O presidente da Federação dos Municípios do Maranhão, prefeito de Igarapé Grande, Erlânio Xavier, anda preocupado com a demora no processo de vacinação nos municípios, pede mais agilidade e defende medidas mais duras neste momento de agravamento da pandemia de Covid-19.
“Nós estamos chegando ao limite de ocupação de leitos, então a Famem está em diálogo com o Ministério Público e o Estado e vamos tomar atitudes mais severas para reduzir o avanço do vírus que está avançando rapidamente”, alertou o presidente da Famem.
Erlànio, que foi convidado pelo governador Flávio Dino (PCdoB) para participar de uma reunião no final da tarde desta segunda-feira (1º de março) com demais dirigentes de poderes, deve defender deve defender medidas mais duras para o enfrentamento da doença e evitar assim continuação da proliferação no estado.
Ele inclusive editou num novo decreto no município de Igarapé Grande suspendendo as aulas particulares por 15 dias e reduziu a quantidade de pessoas permitidas em restaurantes e bares, entre outras medidas.
No encontro que teve na sexta-feira com o procurador-geral de justiça, Eduardo Nicolau e o defensor-geral do Estado, Alberto Bastos, o dirigente da entidade que reúne os 217 prefeitos dos municípios maranhense chamou atenção para o fato de alguns chefes de Executivos municipais, embora esteja vacinando, não estão alimentando o sistema.
Para o governador Flávio Dino (PCdoB), a decisão liminar da ministra do Supremo Tribunal Federal, Rosa Weber, neste domingo (28), de determinar que o governo federal reative leitos de UTI para tratamento de Covid-19 nos estados do Maranhão, São Paulo e Bahia, fica evidenciado que não se trata de um favor e sim de dever do governo federal, segundo a Constituição e a legislação do Sistema Único de Saúde (SUS).
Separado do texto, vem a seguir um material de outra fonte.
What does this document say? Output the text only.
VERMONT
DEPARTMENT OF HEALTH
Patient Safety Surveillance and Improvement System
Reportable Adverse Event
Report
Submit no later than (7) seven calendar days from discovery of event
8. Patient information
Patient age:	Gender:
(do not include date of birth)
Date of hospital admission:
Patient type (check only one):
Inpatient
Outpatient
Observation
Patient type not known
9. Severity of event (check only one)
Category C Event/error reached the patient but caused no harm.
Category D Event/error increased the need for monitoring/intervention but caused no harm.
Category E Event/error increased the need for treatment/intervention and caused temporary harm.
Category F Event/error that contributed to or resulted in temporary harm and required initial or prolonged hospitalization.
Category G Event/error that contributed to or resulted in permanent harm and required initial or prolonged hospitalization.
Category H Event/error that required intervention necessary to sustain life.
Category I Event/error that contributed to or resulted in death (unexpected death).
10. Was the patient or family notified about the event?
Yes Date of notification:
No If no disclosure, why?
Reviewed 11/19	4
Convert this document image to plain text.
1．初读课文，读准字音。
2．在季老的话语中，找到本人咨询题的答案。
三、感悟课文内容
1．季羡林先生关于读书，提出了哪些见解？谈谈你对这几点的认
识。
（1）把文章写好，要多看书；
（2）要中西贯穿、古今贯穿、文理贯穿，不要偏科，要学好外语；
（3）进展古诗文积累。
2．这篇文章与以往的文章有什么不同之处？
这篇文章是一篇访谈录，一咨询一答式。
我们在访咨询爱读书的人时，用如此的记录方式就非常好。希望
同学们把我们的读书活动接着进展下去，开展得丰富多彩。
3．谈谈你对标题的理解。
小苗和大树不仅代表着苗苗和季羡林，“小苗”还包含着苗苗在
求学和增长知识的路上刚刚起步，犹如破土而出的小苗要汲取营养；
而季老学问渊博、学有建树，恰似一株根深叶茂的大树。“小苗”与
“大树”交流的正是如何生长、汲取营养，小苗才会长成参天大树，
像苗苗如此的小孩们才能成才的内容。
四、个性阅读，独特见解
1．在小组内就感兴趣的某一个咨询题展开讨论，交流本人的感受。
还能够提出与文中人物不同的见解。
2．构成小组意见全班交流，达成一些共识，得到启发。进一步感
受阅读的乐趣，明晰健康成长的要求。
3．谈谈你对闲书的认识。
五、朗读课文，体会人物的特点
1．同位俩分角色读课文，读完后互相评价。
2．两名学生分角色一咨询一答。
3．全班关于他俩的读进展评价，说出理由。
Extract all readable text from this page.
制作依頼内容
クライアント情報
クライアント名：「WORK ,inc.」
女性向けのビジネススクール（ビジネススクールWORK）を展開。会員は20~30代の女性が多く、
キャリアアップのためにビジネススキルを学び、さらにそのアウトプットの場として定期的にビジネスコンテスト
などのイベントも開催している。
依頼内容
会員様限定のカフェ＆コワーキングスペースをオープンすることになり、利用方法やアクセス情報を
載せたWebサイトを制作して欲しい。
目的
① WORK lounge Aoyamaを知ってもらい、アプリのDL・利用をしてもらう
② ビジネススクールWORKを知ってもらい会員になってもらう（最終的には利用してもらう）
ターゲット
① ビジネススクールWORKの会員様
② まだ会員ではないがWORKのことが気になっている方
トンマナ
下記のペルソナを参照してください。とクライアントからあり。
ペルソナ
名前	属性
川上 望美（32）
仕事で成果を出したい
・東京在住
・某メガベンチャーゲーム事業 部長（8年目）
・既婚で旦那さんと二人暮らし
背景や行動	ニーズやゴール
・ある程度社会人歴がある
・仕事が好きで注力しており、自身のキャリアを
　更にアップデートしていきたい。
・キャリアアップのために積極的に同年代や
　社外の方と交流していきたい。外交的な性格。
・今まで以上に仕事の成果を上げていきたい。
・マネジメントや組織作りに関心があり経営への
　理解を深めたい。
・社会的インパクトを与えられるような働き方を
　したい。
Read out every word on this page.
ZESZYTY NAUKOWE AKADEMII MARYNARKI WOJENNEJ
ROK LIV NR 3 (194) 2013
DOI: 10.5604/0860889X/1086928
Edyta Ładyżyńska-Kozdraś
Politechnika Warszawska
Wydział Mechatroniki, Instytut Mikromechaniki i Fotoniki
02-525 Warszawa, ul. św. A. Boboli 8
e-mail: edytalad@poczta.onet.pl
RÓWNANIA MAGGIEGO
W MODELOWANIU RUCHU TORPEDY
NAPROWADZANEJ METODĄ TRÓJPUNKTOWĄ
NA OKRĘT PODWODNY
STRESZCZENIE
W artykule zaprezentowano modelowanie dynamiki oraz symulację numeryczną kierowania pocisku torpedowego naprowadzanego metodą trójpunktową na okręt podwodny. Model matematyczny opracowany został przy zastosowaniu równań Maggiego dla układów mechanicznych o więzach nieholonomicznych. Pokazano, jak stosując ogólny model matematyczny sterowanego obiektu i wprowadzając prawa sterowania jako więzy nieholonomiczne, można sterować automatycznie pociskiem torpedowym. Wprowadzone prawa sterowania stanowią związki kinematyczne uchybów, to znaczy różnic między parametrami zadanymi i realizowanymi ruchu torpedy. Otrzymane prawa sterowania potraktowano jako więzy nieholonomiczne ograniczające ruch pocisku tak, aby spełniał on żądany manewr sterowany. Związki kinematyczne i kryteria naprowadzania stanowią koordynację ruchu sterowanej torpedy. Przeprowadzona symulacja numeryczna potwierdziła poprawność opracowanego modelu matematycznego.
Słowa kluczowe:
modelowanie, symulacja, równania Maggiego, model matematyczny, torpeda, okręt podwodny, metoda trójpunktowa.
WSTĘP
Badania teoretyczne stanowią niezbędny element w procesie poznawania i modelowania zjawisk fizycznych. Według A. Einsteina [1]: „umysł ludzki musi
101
Na solicitação ao STF, os governadores argumentaram que desde janeiro o governo federal desativou leitos de UTI para Covid-19 que mantinha nos estados, o que levou a ministra ordenar que a União volte a financiar a mesma quantidade de leitos que financiava em dezembro de 2020.
No caso do Maranhão, o governador Flávio Dino apontou que União desativou os 216 leitos que mantinha no estado em dezembro.

O secretário de Saúde do Estado, Carlos Lula, em entrevista à coluna Radar, da revista Veja online, advertiu que o momento é de extrema dificuldade. “Infelizmente, o recorde de registro de óbitos não deve ficar com o dia de 25.02.21. Marco tem tupo para ser ainda pior”.
Lula, que é presidente do Conselho Nacional de Secretários de Saúde (Conass), diz que vê o atual momento de aceleração da pandemia com grande preocupação.
“Paradoxalmente, a pesar de termos iniciado a vacinação, vivemos o pior momento desde o início da pandemia. Nunca tantos estados viveram a situação de estarem a beira do colapso ao mesmo tempo”, observou o secretário.